Director SCO About Sustainability

The food industry plays an important role in climate change

According to the UN, climate change is the greatest threat that modern human has faced. To handle this, we must all help reduce emissions and transition to a net-zero economy by 2050, preferably faster than that if possible.

As a European group in the food industry, we have a responsibility to do everything we can to contribute to a low carbon economy and to reduce emissions. Our longterm objective is to achieve net-zero emissions by 2045 and our strategy to achieve this is by focusing on the global frameworks: the GHG-protocol, SBTi, TCFD and CDP.

Midsona’s objective is to be at the forefront when it comes to contributing to a more sustainable food industry, and this is an ongoing process that can always be improved. Today, our own production operations are growing in several countries that maintain a high standard of food and product safety, while we also have a complex delivery chain with suppliers all over the world to handle. We see that there is a need for measures to build a more sustainable food system. Risk managers and decision-makers in food safety, who are tasked with safeguarding and strengthening public health, operate in an increasingly complex world. Public health is a subject about which we are passionate and that permeates our way of working, in the development of new products and for our sustainability work in general. We seek to inspire and influence people in the right direction, to live a healthier lifestyle.
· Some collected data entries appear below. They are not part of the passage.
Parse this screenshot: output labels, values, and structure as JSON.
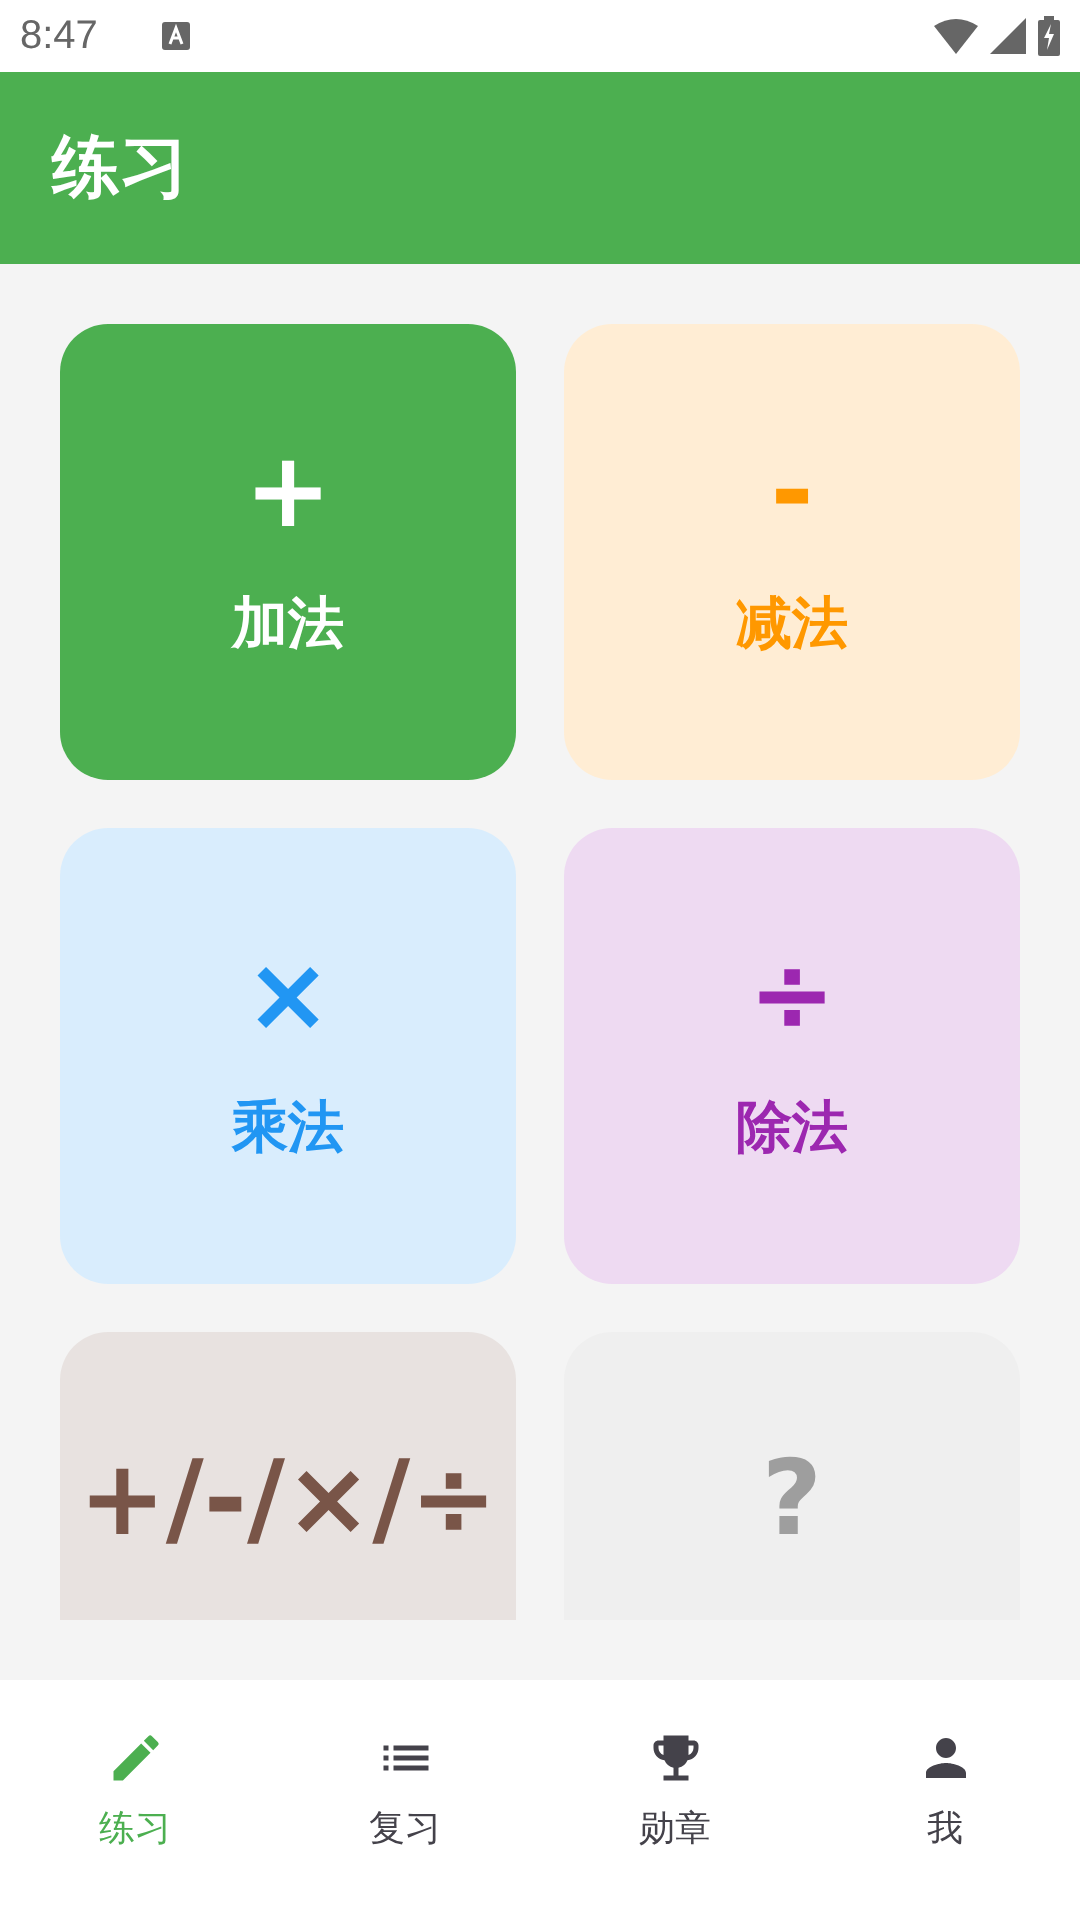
{
  "status_bar": {
    "time": "8:47"
  },
  "app_bar": {
    "title": "练习"
  },
  "cards": [
    {
      "symbol": "+",
      "label": "加法",
      "color": "#4caf50",
      "selected": true
    },
    {
      "symbol": "-",
      "label": "减法",
      "color": "#ff9800",
      "selected": false
    },
    {
      "symbol": "×",
      "label": "乘法",
      "color": "#2196f3",
      "selected": false
    },
    {
      "symbol": "÷",
      "label": "除法",
      "color": "#9c27b0",
      "selected": false
    },
    {
      "symbol": "+/-/×/÷",
      "color": "#795548",
      "selected": false
    },
    {
      "symbol": "?",
      "color": "#9e9e9e",
      "selected": false
    }
  ],
  "bottom_nav": [
    {
      "label": "练习",
      "selected": true
    },
    {
      "label": "复习",
      "selected": false
    },
    {
      "label": "勋章",
      "selected": false
    },
    {
      "label": "我",
      "selected": false
    }
  ]
}
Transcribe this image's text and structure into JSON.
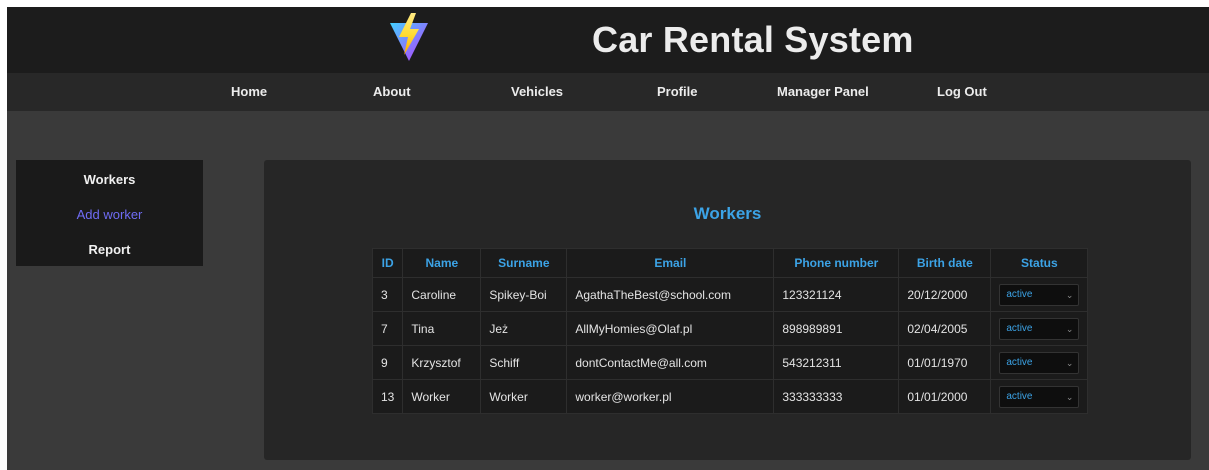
{
  "header": {
    "title": "Car Rental System",
    "logo_icon": "vite-lightning-logo"
  },
  "nav": {
    "items": [
      {
        "label": "Home"
      },
      {
        "label": "About"
      },
      {
        "label": "Vehicles"
      },
      {
        "label": "Profile"
      },
      {
        "label": "Manager Panel"
      },
      {
        "label": "Log Out"
      }
    ]
  },
  "sidebar": {
    "items": [
      {
        "label": "Workers",
        "active": false
      },
      {
        "label": "Add worker",
        "active": true
      },
      {
        "label": "Report",
        "active": false
      }
    ]
  },
  "main": {
    "title": "Workers",
    "table": {
      "columns": [
        "ID",
        "Name",
        "Surname",
        "Email",
        "Phone number",
        "Birth date",
        "Status"
      ],
      "rows": [
        {
          "id": "3",
          "name": "Caroline",
          "surname": "Spikey-Boi",
          "email": "AgathaTheBest@school.com",
          "phone": "123321124",
          "birth_date": "20/12/2000",
          "status": "active"
        },
        {
          "id": "7",
          "name": "Tina",
          "surname": "Jeż",
          "email": "AllMyHomies@Olaf.pl",
          "phone": "898989891",
          "birth_date": "02/04/2005",
          "status": "active"
        },
        {
          "id": "9",
          "name": "Krzysztof",
          "surname": "Schiff",
          "email": "dontContactMe@all.com",
          "phone": "543212311",
          "birth_date": "01/01/1970",
          "status": "active"
        },
        {
          "id": "13",
          "name": "Worker",
          "surname": "Worker",
          "email": "worker@worker.pl",
          "phone": "333333333",
          "birth_date": "01/01/2000",
          "status": "active"
        }
      ]
    }
  },
  "colors": {
    "accent_blue": "#3ca3e6",
    "active_link": "#6f6cf5",
    "header_bg": "#1c1c1c",
    "page_bg": "#3a3a3a"
  }
}
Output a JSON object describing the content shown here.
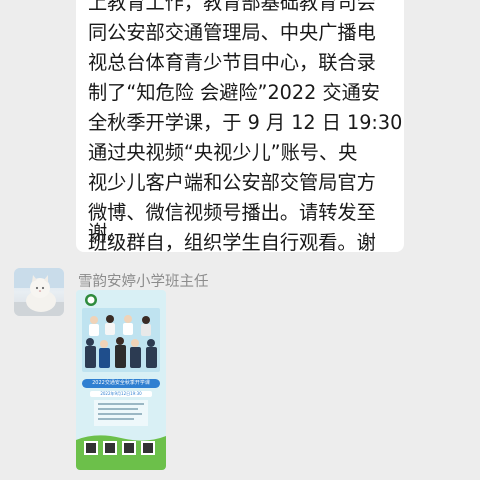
{
  "message": {
    "lines": [
      "上教育工作，教育部基础教育司会",
      "同公安部交通管理局、中央广播电",
      "视总台体育青少节目中心，联合录",
      "制了“知危险 会避险”2022 交通安",
      "全秋季开学课，于 9 月 12 日 19:30",
      "通过央视频“央视少儿”账号、央",
      "视少儿客户端和公安部交管局官方",
      "微博、微信视频号播出。请转发至",
      "班级群自，组织学生自行观看。谢",
      "谢。"
    ]
  },
  "sender": {
    "name": "雪韵安婷小学班主任",
    "avatar_icon": "cat-photo-avatar"
  },
  "poster": {
    "title": "2022交通安全秋季开学课",
    "date": "2022年9月12日19:30",
    "colors": {
      "sky": "#d9f0f5",
      "banner": "#2f7fd1",
      "grass": "#6cc04a",
      "logo": "#2e8b3d"
    }
  }
}
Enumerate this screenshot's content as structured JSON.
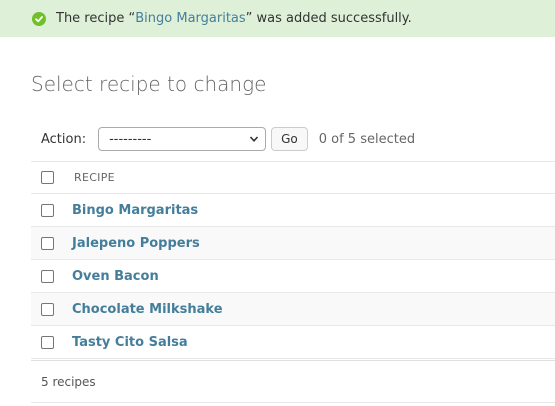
{
  "message": {
    "prefix": "The recipe “",
    "link": "Bingo Margaritas",
    "suffix": "” was added successfully.",
    "icon": "check-circle-icon",
    "color": "#70bf2b"
  },
  "page_title": "Select recipe to change",
  "actions": {
    "label": "Action:",
    "selected_option": "---------",
    "go_label": "Go",
    "selection_count": "0 of 5 selected"
  },
  "table": {
    "header": "RECIPE",
    "rows": [
      {
        "name": "Bingo Margaritas"
      },
      {
        "name": "Jalepeno Poppers"
      },
      {
        "name": "Oven Bacon"
      },
      {
        "name": "Chocolate Milkshake"
      },
      {
        "name": "Tasty Cito Salsa"
      }
    ]
  },
  "footer": {
    "count": "5 recipes"
  },
  "colors": {
    "link": "#447e9b",
    "success_bg": "#dff0d8"
  }
}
We do this by offering and developing many new plant-based or vegetarian food
products with good nutritional value and with as small a climate footprint as possible. We should use our significant physical retail presence to play a greater role in connecting initiatives at the local level.

The climate challenges are closely linked to the threat to biodiversity, which we will focus on even more in the future, as underlined by the Secretariat of the UN Convention on Biological Diversity (CBD), which in 2021 released the first official draft of a new indicative global framework to secure biodiversity by 2030. Most of our targets for 2022 take the environment, nature and biodiversity into account in various ways, both directly and indirectly.

To achieve real change, we need to work on a broad front with many efforts at the same time – we do this through our six development areas, which you can read about in detail in our Sustainability Report. During the year, we took a big step forward in our sustainability work.